Taylor’s third novel mostly tells the story of Hannah Ruth Bayless, born in 1900 in Bristol, a town partly in Virginia, partly in Tennessee.

She is one of seven children abandoned by their father. At 16, she falls in love with Dudley Crider, a thief and a ramblin’ man, and “On the third day, she slipped out of the house carrying a change of clothes in a poke and met him at the train depot.”

Hannah Ruth returns home pregnant. She names her baby Singer; her mother adds Joe. “And so he was Singer Joe, and she sang to him about how his daddy was gone but he had two loving mamas.”

She takes a job with the wealthy Holts, where the brother will harm her, the sister love her and encourage her singing.

Hannah Ruth’s mother and siblings take most of the responsibility of Singer Joe, born blind. Besides, she soon turns to Pink Miracle, leaving a second child behind, too.

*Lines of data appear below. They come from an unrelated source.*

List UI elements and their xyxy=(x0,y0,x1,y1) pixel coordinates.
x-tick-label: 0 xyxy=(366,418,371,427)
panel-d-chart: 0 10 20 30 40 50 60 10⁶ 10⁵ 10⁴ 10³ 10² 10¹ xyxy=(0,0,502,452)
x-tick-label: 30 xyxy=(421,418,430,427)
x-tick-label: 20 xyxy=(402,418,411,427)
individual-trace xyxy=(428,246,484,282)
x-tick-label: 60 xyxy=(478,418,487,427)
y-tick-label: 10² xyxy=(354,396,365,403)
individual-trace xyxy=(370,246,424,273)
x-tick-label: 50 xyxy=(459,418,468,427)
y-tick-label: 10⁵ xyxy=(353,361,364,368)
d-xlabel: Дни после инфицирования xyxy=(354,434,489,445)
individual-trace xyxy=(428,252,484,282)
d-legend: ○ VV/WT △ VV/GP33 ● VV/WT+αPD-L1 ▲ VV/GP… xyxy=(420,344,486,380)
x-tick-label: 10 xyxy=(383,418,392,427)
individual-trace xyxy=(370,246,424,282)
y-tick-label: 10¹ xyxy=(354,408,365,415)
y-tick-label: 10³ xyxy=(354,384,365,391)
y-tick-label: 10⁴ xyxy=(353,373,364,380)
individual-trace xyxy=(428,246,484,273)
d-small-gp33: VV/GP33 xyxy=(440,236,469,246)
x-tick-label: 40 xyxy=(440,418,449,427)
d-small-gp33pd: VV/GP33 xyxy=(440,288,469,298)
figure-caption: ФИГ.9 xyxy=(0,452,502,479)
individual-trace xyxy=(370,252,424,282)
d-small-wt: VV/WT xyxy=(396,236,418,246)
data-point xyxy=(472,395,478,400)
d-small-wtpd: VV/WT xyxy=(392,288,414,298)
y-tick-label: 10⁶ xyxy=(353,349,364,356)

Pink runs away from a sodhouse in the Oklahoma Territory at 13 and makes his way to Beale Street in Memphis. At 21, Pink searches for and finds his Uncle Laclede in East Tennessee.

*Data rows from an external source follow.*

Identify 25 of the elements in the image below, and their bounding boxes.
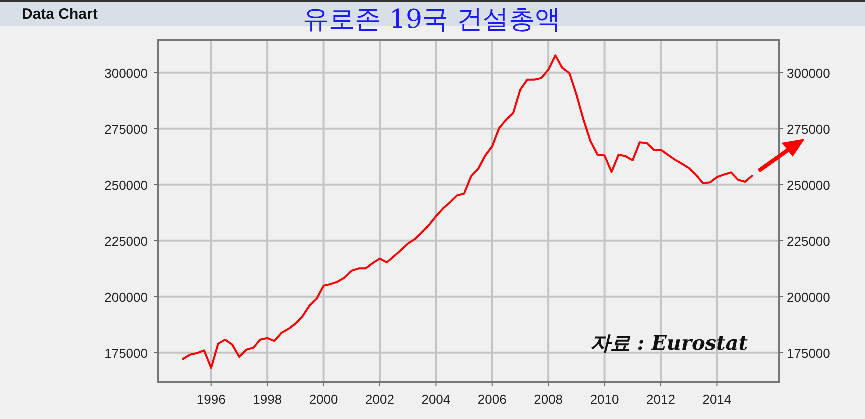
x-tick-label: 2006 xyxy=(478,392,507,407)
y-tick-label: 175000 xyxy=(104,346,148,361)
x-tick-label: 1998 xyxy=(253,392,282,407)
x-tick-label: 2010 xyxy=(590,392,620,407)
y-tick-label: 225000 xyxy=(104,234,148,249)
chart-title: 유로존 19국 건설총액 xyxy=(303,5,561,35)
y2-tick-label: 275000 xyxy=(787,122,830,137)
text: Data Chart xyxy=(22,6,98,23)
y2-tick-label: 225000 xyxy=(787,234,830,249)
x-tick-label: 2008 xyxy=(534,392,564,407)
x-tick-label: 2014 xyxy=(702,392,732,407)
x-tick-label: 1996 xyxy=(196,392,226,407)
y-tick-label: 250000 xyxy=(104,178,148,193)
y-tick-label: 275000 xyxy=(104,122,148,137)
y2-tick-label: 175000 xyxy=(787,346,830,361)
y2-tick-label: 200000 xyxy=(787,290,830,305)
x-tick-label: 2012 xyxy=(646,392,676,407)
y2-tick-label: 300000 xyxy=(787,66,830,81)
y-tick-label: 300000 xyxy=(104,66,148,81)
annotation: 자료 : Eurostat xyxy=(590,331,749,355)
x-tick-label: 2002 xyxy=(366,392,394,407)
y-tick-label: 200000 xyxy=(104,290,148,305)
x-tick-label: 2000 xyxy=(309,392,338,407)
y2-tick-label: 250000 xyxy=(787,178,830,193)
x-tick-label: 2004 xyxy=(422,392,451,407)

Pink plays for him “Soldier’s Joy.” He fiddles “with energy and care,” leaving out “the slides and twists he’d picked up on Beale Street.”

The uncle is not impressed and plays on his fiddle “something Pink had never heard before. … the tune had a slippery, eerie sweetness to it, moving in strange ways, one part giving way to the other before you knew it …”

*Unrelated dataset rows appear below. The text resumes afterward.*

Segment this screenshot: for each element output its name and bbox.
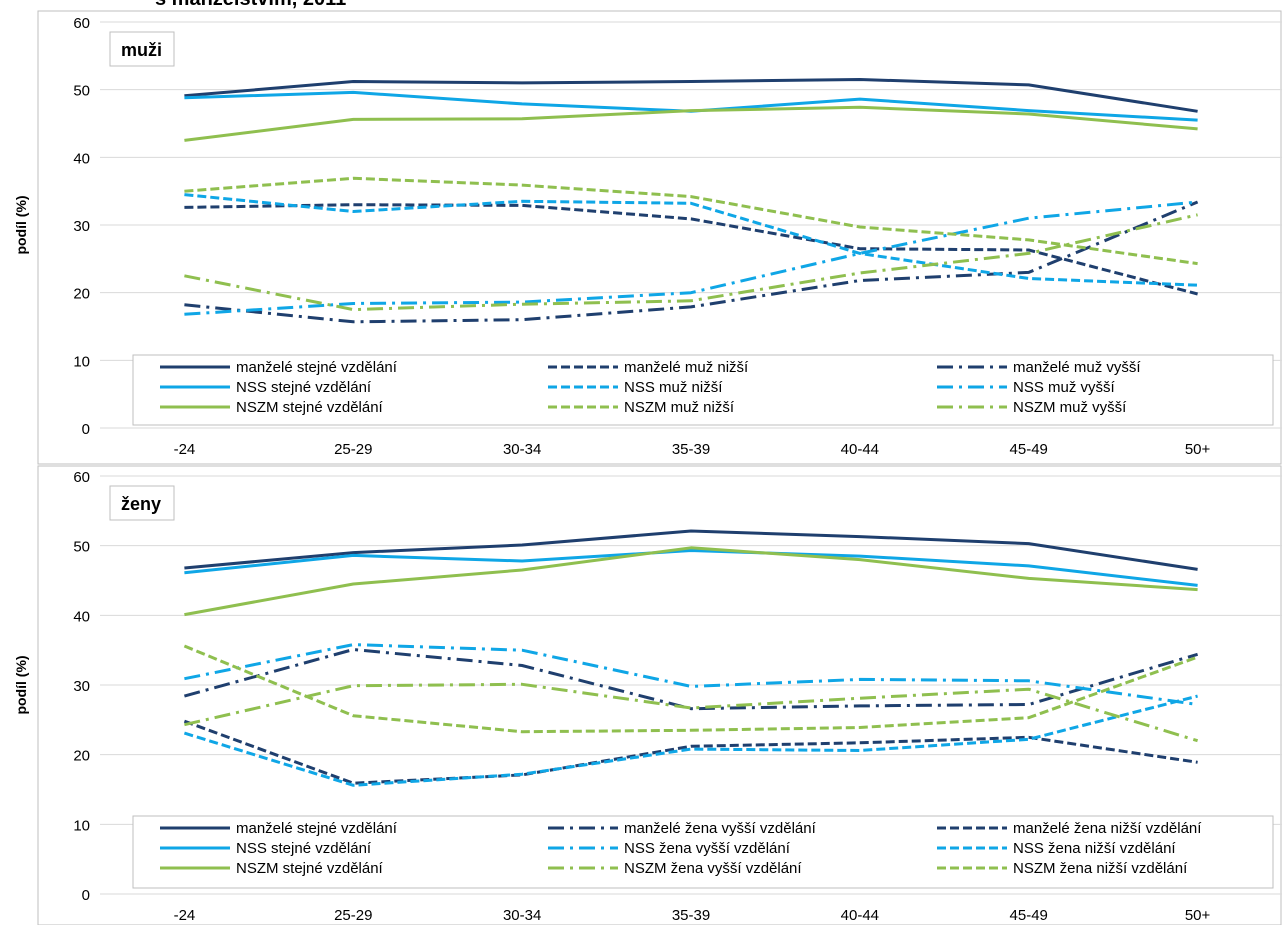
series-line-2 — [183, 719, 1198, 785]
y-tick-label: 10 — [73, 353, 90, 370]
panel-label: ženy — [121, 494, 161, 514]
x-tick-label: 40-44 — [841, 907, 879, 924]
x-tick-label: 45-49 — [1010, 907, 1048, 924]
y-tick-label: 0 — [82, 887, 90, 904]
legend-entry: NSS stejné vzdělání — [236, 379, 372, 396]
x-tick-label: -24 — [174, 907, 196, 924]
y-tick-label: 40 — [73, 150, 90, 167]
legend-entry: NSZM žena nižší vzdělání — [1013, 860, 1188, 877]
legend-entry: NSS muž nižší — [624, 379, 723, 396]
y-tick-label: 60 — [73, 15, 90, 32]
series-line-1 — [184, 203, 1198, 296]
figure-title: s manželstvím, 2011 — [155, 0, 346, 11]
y-tick-label: 20 — [73, 748, 90, 765]
x-tick-label: 35-39 — [672, 441, 710, 458]
x-tick-label: 50+ — [1185, 441, 1211, 458]
x-tick-label: 25-29 — [334, 907, 372, 924]
series-line-5 — [184, 200, 1198, 316]
y-axis-label: podíl (%) — [13, 655, 29, 714]
panel-label-box — [109, 485, 175, 521]
x-tick-label: 40-44 — [841, 441, 879, 458]
legend-entry: NSS žena vyšší vzdělání — [624, 840, 791, 857]
series-line-6 — [184, 546, 1198, 617]
series-line-2 — [184, 200, 1199, 324]
legend-entry: manželé žena vyšší vzdělání — [624, 820, 817, 837]
series-line-8 — [184, 213, 1198, 312]
chart-frame — [37, 10, 1282, 465]
y-tick-label: 30 — [73, 218, 90, 235]
legend-entry: NSS žena nižší vzdělání — [1013, 840, 1176, 857]
legend-entry: NSZM muž vyšší — [1013, 399, 1127, 416]
series-line-8 — [183, 644, 1199, 734]
x-tick-label: 30-34 — [503, 907, 541, 924]
series-line-0 — [184, 78, 1198, 113]
legend-entry: manželé žena nižší vzdělání — [1013, 820, 1202, 837]
y-tick-label: 0 — [82, 421, 90, 438]
legend-entry: NSZM stejné vzdělání — [236, 399, 384, 416]
legend-entry: manželé muž vyšší — [1013, 359, 1141, 376]
legend-box — [132, 815, 1274, 889]
series-line-4 — [184, 643, 1198, 706]
y-tick-label: 10 — [73, 817, 90, 834]
series-line-5 — [183, 694, 1198, 787]
panel-label: muži — [121, 40, 162, 60]
series-line-7 — [184, 176, 1198, 266]
chart-panel-1: 0 10 20 30 40 50 60 -24 25-29 30-34 35-39 40-44 45-4… — [13, 465, 1282, 926]
y-tick-label: 50 — [73, 83, 90, 100]
legend-box — [132, 354, 1274, 426]
series-line-4 — [184, 193, 1198, 287]
series-line-7 — [184, 682, 1199, 743]
series-line-3 — [184, 549, 1198, 587]
x-tick-label: 50+ — [1185, 907, 1211, 924]
x-tick-label: 25-29 — [334, 441, 372, 458]
y-tick-label: 30 — [73, 678, 90, 695]
legend-entry: manželé stejné vzdělání — [236, 820, 398, 837]
legend-entry: manželé stejné vzdělání — [236, 359, 398, 376]
y-axis-label: podíl (%) — [13, 195, 29, 254]
legend-entry: NSS stejné vzdělání — [236, 840, 372, 857]
y-tick-label: 60 — [73, 469, 90, 486]
series-line-0 — [184, 529, 1198, 571]
x-tick-label: 30-34 — [503, 441, 541, 458]
panel-label-box — [109, 31, 175, 67]
x-tick-label: 35-39 — [672, 907, 710, 924]
legend-entry: manželé muž nižší — [624, 359, 749, 376]
legend-entry: NSZM stejné vzdělání — [236, 860, 384, 877]
x-tick-label: 45-49 — [1010, 441, 1048, 458]
y-tick-label: 20 — [73, 286, 90, 303]
series-line-6 — [184, 105, 1198, 142]
y-tick-label: 50 — [73, 539, 90, 556]
series-line-1 — [184, 648, 1199, 711]
legend-entry: NSZM žena vyšší vzdělání — [624, 860, 802, 877]
x-tick-label: -24 — [174, 441, 196, 458]
legend-entry: NSS muž vyšší — [1013, 379, 1116, 396]
chart-panel-0: 0 10 20 30 40 50 60 -24 25-29 30-34 35-39 40-44 45-4… — [13, 10, 1282, 465]
legend-entry: NSZM muž nižší — [624, 399, 735, 416]
y-tick-label: 40 — [73, 608, 90, 625]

This, too, is “Soldier’s Joy,” and Uncle Laclede tells Pink, “A hunnert years from now, maybe you’ll know it.”

Hannah Ruth meets Pink after World War I. So Butler introduces us not only to the poverty of Appalachia at the century’s start and the consequences of war’s aftermath, but also to the 1918 influenza pandemic, which killed more people than the war.

Taylor divides the novel into five parts: Hannah Ruth, Pink, Dudley, Dudley and Son, Family. He also offers interludes, as in additional sections in a tune, placed between solos.

Dudley has his own terrible secrets, at one point expressed in his kidnapping of Singer Joe. It’s through Dudley and the Holts that Butler offers the most complicated expressions of family, of blood’s selfishly blind intentions and terrible consequences.

Whether mad, bad or absent, these are not people children find easy to survive. Singer Joe, rescued by an aunt and a school for the blind, has opportunities the earlier generation does not.

Still, Taylor points out, in his lovely, lyrical, never didactic way, that music may come from misery, a way to fill what’s missing.

An uncle provides Singer Joe a guitar, and that’s where he finds his mother:

“Reach for her, you get nothing. Sit still, set your tongue to humming, strum a few chords on the guitar, and there she is. It’s as if there’s no place else to be.

“More. It was to see from inside the darkness and know what it meant and how it felt. It meant nothing. It felt fine. It was where your music came from.”